Wow. The kingdom is still a great question for me. When I sent out my Personal Information Form for congregations to see if I was a match for them, I wrote in answer to the most pressing theological questions facing us, the following:

“I am 42 and my great-nephew, Hunter, is 1. The biggest theological issue for me is this: what will the world be like for Hunter when he is 42?”
I am not ready to give up on the kingdom. I am not ready to say, the hell with it all, let's just get stoned, play video games, and follow the advice of Job's wife, "Curse God and die." Nor am I interested in retreating into the dangerous fundamentalist world-denying philosophy of waiting (and even seeking to bring on) an apocalyptic Armageddon that concludes with Jesus the Divine Superman magically returning to save the true believers.

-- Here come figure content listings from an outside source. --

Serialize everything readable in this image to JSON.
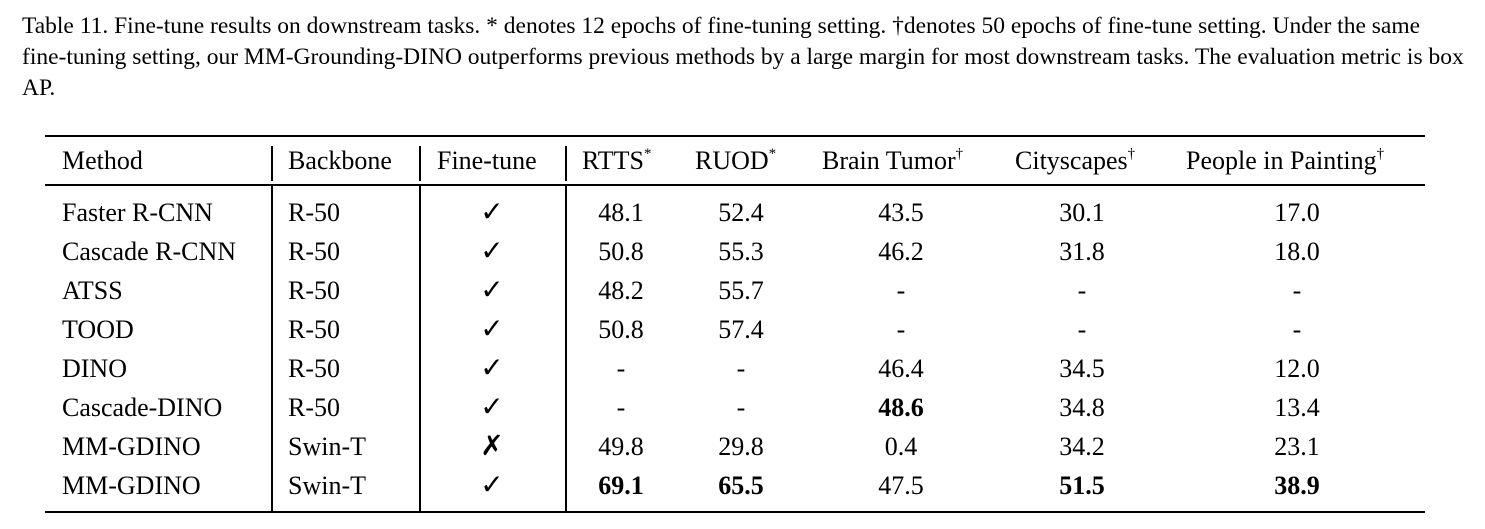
{
  "caption": "Table 11. Fine-tune results on downstream tasks. * denotes 12 epochs of fine-tuning setting. †denotes 50 epochs of fine-tune setting. Under the same fine-tuning setting, our MM-Grounding-DINO outperforms previous methods by a large margin for most downstream tasks. The evaluation metric is box AP.",
  "columns": [
    {
      "label": "Method",
      "mark": ""
    },
    {
      "label": "Backbone",
      "mark": ""
    },
    {
      "label": "Fine-tune",
      "mark": ""
    },
    {
      "label": "RTTS",
      "mark": "*"
    },
    {
      "label": "RUOD",
      "mark": "*"
    },
    {
      "label": "Brain Tumor",
      "mark": "†"
    },
    {
      "label": "Cityscapes",
      "mark": "†"
    },
    {
      "label": "People in Painting",
      "mark": "†"
    }
  ],
  "rows": [
    {
      "method": "Faster R-CNN",
      "backbone": "R-50",
      "finetune": "✓",
      "rtts": "48.1",
      "ruod": "52.4",
      "brain": "43.5",
      "city": "30.1",
      "people": "17.0",
      "bold": []
    },
    {
      "method": "Cascade R-CNN",
      "backbone": "R-50",
      "finetune": "✓",
      "rtts": "50.8",
      "ruod": "55.3",
      "brain": "46.2",
      "city": "31.8",
      "people": "18.0",
      "bold": []
    },
    {
      "method": "ATSS",
      "backbone": "R-50",
      "finetune": "✓",
      "rtts": "48.2",
      "ruod": "55.7",
      "brain": "-",
      "city": "-",
      "people": "-",
      "bold": []
    },
    {
      "method": "TOOD",
      "backbone": "R-50",
      "finetune": "✓",
      "rtts": "50.8",
      "ruod": "57.4",
      "brain": "-",
      "city": "-",
      "people": "-",
      "bold": []
    },
    {
      "method": "DINO",
      "backbone": "R-50",
      "finetune": "✓",
      "rtts": "-",
      "ruod": "-",
      "brain": "46.4",
      "city": "34.5",
      "people": "12.0",
      "bold": []
    },
    {
      "method": "Cascade-DINO",
      "backbone": "R-50",
      "finetune": "✓",
      "rtts": "-",
      "ruod": "-",
      "brain": "48.6",
      "city": "34.8",
      "people": "13.4",
      "bold": [
        "brain"
      ]
    },
    {
      "method": "MM-GDINO",
      "backbone": "Swin-T",
      "finetune": "✗",
      "rtts": "49.8",
      "ruod": "29.8",
      "brain": "0.4",
      "city": "34.2",
      "people": "23.1",
      "bold": []
    },
    {
      "method": "MM-GDINO",
      "backbone": "Swin-T",
      "finetune": "✓",
      "rtts": "69.1",
      "ruod": "65.5",
      "brain": "47.5",
      "city": "51.5",
      "people": "38.9",
      "bold": [
        "rtts",
        "ruod",
        "city",
        "people"
      ]
    }
  ]
}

Nope. None of that. I see some small signs of hope. The movement to end the Iraqi war is one. The movement (by some evangelicals) to preserve the environment is another. I also have a hope in the creativity of the human spirit, the phoenix that rises from the ashes, the intensity of the desire for Life as seen in Evolution itself to motivate us and to turn us toward a sustainable, hopeful, future. I am not ready to give up on the kingdom. I am not sure that Cupitt is either. He writes, perhaps wistfully:

"Such is the present position: but it leaves me with a doubt. Is it possible, at this very late date, to talk about reviving a religious concern for the course and outcome of the human project as a whole? It has proved possible to persuade people to take a great deal of trouble and pay a substantial premium in order to rescue and preserve portions of the natural envionment and some animal species. Might it be possible along similar lines to get people interested in a hugely costly effort to preserve the environment as a whole, and the human species?" p. 90




Might it be possible?
What do you think?

1 comment:

  1. It seems that Dr. Cuppitt is one of the most provincial thinkers you read, consumed with the thoroughly continental enterprise of post-enlightenment deconstruction. To think that the question of life after life ended in 1973 could only be done in the vacuum of Western hemisphere academia.

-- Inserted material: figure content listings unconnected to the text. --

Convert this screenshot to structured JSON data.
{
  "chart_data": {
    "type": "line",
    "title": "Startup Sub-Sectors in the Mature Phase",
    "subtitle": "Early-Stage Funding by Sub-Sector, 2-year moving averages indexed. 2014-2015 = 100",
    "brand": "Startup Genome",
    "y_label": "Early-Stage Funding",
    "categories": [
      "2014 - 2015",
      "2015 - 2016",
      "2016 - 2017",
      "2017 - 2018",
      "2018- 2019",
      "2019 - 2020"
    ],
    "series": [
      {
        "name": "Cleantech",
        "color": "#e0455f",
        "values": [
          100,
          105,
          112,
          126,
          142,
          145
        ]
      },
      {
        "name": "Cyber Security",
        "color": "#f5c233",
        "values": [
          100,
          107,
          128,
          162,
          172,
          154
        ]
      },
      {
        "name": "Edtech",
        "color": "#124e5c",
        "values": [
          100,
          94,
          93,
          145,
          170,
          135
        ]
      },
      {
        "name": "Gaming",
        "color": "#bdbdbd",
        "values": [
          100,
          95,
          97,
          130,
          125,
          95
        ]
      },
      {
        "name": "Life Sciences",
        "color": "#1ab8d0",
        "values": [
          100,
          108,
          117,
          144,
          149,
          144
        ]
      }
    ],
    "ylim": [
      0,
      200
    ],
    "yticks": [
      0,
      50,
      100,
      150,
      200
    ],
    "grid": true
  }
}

    Millions of people in China, Africa, and South America are daily making declarations of faith in Jesus (the Jesus of historic, catholic-orthodox, Christian faith). Even if that weren't the case, he ignores the fact that Salafi Islam is driven by a belief in a literal paradise for faithful Muslims.

    The question isn't asked in European-influenced academic circles, but it's very much alive in hospital rooms across the country where families gather around a dying loved one. And it's certainly alive within the Islamic world.